Nel maggio 2013 Marina aveva previsto cosa le sarebbe successo di lì a pochi mesi: “Ciao Germana, ti mando un aggiornamento: il neo non migliora. È ancora più gonfio, sanguina, ha un cattivo odore, mi fa male ed è sempre più brutto. Come farò al mare quando tutti mi diranno “cosa aspetti a togliertelo?”. Io vorrei che si seccasse e cadesse come una crosta, ma forse non ho capito niente dei segnali che arrivano e lui peggiora. Forse partiranno tutte le metastasi, morirò e tutti diranno: “gliel’avevamo detto”. Allora penso che devo subito scrivere al mio ex perché così guarisco”. Dice così perché sulla base delle cinque leggi biologiche su cui si fondano le teorie hameriane, la guarigione dal cancro può avvenire solo risolvendo gli choc psicologici che hanno causato il male. Come era successo ad Hamer colpito da un cancro dopo la morte del figlio all’isola di Cavallo per un proiettile vagante forse sparato da Vittorio Emanuele di Savoia. Per questo nelle mail di Marina, il neo maligno viene anche definito “il maestro”.

La dottoressa le risponderà: “Cosa stai prendendo come rimedio omeopatico? Ci vediamo presto, intanto tu lavora sul perdono e cerca di incontrare il tuo ex: è lui il tuo punto di svolta. Mandami la lettera che vorresti scrivergli”. Ma con il passare dei mesi i dubbi diventano sempre più forti: “Sono stanca, tu mi parli di perdono e di angeli, mi dici “fai così o non ti salvi”, ma le tue parole non sono le mie, io cerco di venirti dietro, ho sempre cercato di seguirti perché temevo che altrimenti non mi avresti più curato”. La implora: “Tu sei la mia dottoressa, un faro nel buio. Ma ogni seduta con te sto peggio”.

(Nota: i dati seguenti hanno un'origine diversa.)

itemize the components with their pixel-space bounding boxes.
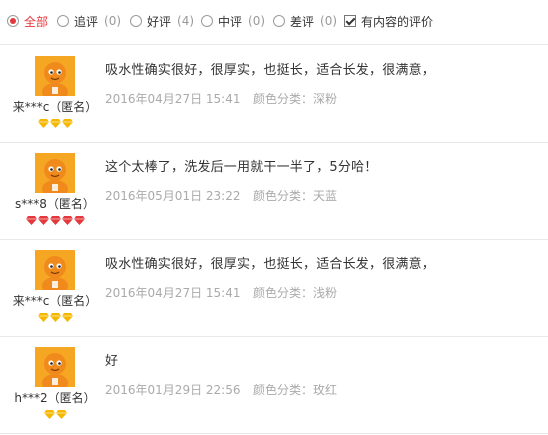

Quelle sedute in cui per guarire dal cancro si parla soltanto, non servono. E la situazione precipita. Nel novembre 2013 alla sua dottoressa scrive: “Ho paura che il cancro vinca e che io muoia, faccio tutto quello che mi dici, non ti voglio rimproverare: mi fido di te”. “Accetta ciò che il tuo corpo ti chiede – è la rispostadella Durando – e continua così: procurati il Sulphur (un rimedio omeopatico a base di cristalli di zolfo, ndr). Aggiornami fra qualche giorno”. I colloqui e le visite dureranno fino a due settimane prima di morire: la cura del cancro con gocce di erbe e tante parole non ha funzionato.